Community drives 'Future is Past' art
BUTLER TWP — Community means different things to different people, and it’s a concept that a Butler County Community College alumnus has translated into tangible, interactive art through his exhibit “The Future is the Past.”
Talking to various people around Niagara County in New York, over the course of a year, M. Scott Reagan invited them to write about their thoughts and the value of their community.
His work debuts at the Mary Hulton Phillips Gallery at the college from 6 to 8 p.m. today, and runs through Nov. 25.
He will be talking about his grant-funded art project at the opening reception tonight and answering questions. Light refreshments will be served.
“It has a lot to do with making poetry more accessible,” Reagan said. “The French Surrealists, they did work with community authorship. That’s where I sort of started, the ideas about community authorship.”
He spoke with people from different towns such as Niagara Falls and Lockport and also spoke with people from Tuscarora Nation, a Native American reservation in Niagara County. People could submit their poems or words through his exhibit website, voicesofniagara.com, or people could interact with him face to face during various community events he staged.
He then took those submitted words and created different sculptures using reclaimed barn wood and other sustainable materials. One piece has rotating lines on a six-foot tall sculpture, while another piece is an old computer programmed to recite different lines when a keyboard button is pressed.
Each piece explores history, sustainability and community authorship.
Reagan said he was first inspired by interactive installations as a BC3 student, when one of his classes took a trip to the Mattress Factory in Pittsburgh.

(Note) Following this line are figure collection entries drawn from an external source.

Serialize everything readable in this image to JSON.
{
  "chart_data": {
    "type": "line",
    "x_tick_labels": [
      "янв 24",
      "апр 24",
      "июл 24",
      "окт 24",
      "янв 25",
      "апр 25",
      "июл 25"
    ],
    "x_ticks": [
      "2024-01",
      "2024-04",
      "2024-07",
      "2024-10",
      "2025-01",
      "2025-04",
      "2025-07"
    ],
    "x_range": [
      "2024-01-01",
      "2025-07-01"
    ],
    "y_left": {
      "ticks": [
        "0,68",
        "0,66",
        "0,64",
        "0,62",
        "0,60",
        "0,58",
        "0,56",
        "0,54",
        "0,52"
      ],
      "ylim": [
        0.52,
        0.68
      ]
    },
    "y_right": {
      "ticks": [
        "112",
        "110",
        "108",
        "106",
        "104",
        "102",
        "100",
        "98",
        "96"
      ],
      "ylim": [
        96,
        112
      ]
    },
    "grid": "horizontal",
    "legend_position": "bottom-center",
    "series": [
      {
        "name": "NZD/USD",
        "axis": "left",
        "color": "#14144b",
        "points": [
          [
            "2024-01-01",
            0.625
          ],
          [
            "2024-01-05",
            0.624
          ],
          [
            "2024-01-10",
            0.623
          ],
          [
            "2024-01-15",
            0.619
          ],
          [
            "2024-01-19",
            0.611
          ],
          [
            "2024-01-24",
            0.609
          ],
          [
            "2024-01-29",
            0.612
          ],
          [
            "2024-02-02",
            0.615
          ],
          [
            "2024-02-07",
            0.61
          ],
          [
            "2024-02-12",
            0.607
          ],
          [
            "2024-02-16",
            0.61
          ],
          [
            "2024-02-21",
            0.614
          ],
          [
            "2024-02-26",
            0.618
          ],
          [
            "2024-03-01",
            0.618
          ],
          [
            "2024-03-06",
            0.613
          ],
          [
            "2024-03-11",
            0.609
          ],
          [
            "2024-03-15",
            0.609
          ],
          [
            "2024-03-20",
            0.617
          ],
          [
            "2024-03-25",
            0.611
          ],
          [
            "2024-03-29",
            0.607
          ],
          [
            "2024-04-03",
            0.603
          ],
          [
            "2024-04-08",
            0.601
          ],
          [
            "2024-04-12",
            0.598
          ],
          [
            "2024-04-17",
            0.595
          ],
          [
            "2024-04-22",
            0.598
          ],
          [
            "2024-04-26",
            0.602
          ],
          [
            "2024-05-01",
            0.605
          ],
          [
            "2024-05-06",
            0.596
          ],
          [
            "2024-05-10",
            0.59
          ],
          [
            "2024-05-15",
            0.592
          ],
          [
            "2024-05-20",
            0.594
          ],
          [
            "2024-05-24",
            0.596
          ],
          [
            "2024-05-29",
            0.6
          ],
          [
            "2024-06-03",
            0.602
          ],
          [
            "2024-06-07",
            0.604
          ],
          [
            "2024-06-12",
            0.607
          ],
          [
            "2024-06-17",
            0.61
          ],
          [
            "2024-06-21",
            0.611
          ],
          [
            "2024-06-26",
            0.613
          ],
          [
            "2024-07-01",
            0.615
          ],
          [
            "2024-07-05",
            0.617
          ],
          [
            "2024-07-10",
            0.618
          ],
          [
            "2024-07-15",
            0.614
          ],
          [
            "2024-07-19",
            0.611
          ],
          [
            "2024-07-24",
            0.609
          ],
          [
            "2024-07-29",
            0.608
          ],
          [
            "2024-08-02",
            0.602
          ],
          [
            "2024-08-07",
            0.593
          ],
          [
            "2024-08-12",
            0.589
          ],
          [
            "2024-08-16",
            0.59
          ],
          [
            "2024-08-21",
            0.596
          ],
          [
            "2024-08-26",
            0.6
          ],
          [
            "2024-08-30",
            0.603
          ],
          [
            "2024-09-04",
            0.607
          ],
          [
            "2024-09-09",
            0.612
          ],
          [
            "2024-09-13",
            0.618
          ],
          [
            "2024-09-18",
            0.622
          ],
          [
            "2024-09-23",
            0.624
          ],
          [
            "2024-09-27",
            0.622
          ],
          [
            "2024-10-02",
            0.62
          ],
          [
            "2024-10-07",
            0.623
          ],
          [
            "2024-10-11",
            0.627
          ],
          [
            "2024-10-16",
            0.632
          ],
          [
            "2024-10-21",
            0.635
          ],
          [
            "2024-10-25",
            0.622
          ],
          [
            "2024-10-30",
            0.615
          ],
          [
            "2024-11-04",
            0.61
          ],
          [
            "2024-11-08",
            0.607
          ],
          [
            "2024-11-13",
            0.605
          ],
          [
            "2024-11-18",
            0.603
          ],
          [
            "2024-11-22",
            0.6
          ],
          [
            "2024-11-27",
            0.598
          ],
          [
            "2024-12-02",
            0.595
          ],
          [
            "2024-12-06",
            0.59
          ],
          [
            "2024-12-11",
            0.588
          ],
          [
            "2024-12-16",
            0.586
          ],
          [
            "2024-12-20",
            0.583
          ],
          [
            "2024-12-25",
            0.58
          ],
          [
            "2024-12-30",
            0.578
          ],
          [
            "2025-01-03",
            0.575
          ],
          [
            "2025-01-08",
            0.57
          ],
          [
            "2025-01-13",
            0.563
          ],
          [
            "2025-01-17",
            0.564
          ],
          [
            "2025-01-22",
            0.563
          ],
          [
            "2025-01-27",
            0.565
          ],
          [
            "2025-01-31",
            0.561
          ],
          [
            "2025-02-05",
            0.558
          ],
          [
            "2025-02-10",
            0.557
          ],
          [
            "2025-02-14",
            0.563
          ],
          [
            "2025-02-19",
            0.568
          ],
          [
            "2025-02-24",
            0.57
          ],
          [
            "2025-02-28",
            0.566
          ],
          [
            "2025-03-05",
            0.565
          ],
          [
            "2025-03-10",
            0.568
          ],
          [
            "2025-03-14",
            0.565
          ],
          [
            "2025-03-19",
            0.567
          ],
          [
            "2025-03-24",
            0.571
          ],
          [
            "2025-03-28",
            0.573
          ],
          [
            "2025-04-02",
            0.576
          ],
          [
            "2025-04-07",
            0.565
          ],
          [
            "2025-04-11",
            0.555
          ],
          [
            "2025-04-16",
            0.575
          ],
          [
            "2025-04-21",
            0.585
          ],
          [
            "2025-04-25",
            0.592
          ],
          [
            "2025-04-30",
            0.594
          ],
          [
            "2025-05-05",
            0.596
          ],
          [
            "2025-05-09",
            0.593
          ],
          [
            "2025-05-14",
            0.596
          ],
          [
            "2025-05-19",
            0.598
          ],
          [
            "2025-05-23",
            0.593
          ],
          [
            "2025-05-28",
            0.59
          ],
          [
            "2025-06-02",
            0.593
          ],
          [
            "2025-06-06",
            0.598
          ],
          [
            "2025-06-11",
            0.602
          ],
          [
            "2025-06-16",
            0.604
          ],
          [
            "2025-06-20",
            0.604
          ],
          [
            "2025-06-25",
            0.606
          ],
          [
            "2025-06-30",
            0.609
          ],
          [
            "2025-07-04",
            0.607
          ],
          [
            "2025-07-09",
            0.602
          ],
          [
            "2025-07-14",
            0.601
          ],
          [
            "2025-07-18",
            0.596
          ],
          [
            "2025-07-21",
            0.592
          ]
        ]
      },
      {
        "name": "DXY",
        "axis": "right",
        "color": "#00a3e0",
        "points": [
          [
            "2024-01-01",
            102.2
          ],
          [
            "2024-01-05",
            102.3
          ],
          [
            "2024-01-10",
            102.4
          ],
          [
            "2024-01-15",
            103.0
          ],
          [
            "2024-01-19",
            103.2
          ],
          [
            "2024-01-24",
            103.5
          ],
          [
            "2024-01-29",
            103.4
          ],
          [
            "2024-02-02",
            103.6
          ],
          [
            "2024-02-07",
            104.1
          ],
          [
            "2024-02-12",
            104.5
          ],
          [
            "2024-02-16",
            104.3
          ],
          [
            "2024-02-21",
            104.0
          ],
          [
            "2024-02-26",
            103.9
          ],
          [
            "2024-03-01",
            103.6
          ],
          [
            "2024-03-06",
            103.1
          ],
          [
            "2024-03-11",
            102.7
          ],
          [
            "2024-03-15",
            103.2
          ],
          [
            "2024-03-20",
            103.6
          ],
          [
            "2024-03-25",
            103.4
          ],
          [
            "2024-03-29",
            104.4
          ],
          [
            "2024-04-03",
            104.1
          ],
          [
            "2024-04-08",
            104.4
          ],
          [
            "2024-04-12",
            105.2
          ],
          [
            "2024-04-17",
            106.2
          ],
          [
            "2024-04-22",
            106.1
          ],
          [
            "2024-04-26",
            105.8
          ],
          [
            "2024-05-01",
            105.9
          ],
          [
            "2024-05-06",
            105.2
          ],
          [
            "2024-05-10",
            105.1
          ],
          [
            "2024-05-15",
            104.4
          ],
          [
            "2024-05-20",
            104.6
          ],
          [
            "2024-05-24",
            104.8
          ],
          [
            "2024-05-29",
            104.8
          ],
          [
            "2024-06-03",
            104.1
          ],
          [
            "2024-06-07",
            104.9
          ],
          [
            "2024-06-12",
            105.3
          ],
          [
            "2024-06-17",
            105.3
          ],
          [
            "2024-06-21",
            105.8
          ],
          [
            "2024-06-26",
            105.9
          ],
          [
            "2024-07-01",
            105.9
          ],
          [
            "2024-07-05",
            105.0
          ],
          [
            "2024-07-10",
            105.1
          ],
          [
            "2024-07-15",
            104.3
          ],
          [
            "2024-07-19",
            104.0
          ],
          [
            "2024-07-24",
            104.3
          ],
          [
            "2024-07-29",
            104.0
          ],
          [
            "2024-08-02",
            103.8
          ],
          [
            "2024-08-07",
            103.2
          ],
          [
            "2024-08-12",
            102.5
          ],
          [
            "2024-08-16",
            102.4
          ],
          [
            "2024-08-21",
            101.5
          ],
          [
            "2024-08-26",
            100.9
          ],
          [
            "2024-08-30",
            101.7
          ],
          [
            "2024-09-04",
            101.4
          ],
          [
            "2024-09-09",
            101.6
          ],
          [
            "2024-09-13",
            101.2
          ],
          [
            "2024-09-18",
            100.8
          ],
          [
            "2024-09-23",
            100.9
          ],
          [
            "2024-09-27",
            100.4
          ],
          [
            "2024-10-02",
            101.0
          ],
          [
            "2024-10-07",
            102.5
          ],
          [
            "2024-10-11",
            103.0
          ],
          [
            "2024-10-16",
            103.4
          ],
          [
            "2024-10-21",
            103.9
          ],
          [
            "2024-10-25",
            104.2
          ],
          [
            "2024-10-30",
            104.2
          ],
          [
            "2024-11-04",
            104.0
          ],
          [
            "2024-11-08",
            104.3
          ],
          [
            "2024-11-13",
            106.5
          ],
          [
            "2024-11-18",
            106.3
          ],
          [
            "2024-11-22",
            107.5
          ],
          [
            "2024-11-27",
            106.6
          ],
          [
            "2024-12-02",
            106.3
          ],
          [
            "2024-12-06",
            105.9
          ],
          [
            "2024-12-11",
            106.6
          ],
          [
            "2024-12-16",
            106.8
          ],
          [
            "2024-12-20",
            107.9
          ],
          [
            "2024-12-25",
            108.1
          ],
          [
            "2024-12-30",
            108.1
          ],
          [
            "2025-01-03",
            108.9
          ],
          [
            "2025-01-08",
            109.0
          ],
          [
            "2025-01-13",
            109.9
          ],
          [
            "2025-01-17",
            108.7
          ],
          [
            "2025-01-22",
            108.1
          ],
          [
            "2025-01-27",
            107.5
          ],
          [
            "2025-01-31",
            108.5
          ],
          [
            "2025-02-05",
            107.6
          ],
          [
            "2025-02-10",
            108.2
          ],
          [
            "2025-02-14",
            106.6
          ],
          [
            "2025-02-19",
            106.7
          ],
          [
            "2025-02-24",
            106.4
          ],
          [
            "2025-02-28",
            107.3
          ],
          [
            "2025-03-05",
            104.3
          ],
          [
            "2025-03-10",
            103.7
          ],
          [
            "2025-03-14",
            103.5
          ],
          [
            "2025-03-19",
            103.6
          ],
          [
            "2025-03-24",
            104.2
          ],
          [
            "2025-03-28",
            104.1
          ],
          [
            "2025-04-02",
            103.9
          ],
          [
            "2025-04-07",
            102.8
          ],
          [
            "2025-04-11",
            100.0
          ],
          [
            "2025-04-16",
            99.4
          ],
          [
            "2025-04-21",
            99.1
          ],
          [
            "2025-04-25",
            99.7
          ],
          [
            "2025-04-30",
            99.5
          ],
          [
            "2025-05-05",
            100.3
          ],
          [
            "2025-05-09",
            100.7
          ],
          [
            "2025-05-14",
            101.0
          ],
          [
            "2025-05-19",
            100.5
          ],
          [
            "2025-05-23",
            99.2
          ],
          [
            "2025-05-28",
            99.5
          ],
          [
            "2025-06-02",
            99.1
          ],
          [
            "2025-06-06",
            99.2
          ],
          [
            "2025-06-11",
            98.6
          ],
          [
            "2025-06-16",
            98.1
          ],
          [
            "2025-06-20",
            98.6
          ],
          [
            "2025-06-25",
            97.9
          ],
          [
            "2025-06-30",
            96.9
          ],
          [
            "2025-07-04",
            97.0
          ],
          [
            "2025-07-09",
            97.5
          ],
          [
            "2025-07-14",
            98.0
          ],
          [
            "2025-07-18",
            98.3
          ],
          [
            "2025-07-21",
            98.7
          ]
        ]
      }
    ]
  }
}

“That was a huge influence, just to ... see installation art, touch things, because sometimes you were encouraged to touch things,” he said. “That was very new to me. I was used to the idea of art being a framed painting hanging on a wall.”
He also sees connections between the Butler and Niagara County communities, with similar rural, post-industrial backgrounds.
“If you live in a place for a really long time and grow up in a place, you start to lose looking at that place with new eyes, with wonder,” he said. “And part of the thing I wanted to do was give that opportunity for people to look at their community with wonder and write about that.”
The art is great from a student perspective too, said Susan Changnon, BC3 spokeswoman.
“It’s just nice to have alums come back and do some creative things here. It really can spark an interest among the students,” she said.
Reagan graduated from Mars High School and has an associate degree in graphic design from BC3 and a bachelor’s degree in creative writing from Slippery Rock University.
This is his first art installation. It also was displayed in Lockport and Buffalo, N.Y., earlier this year.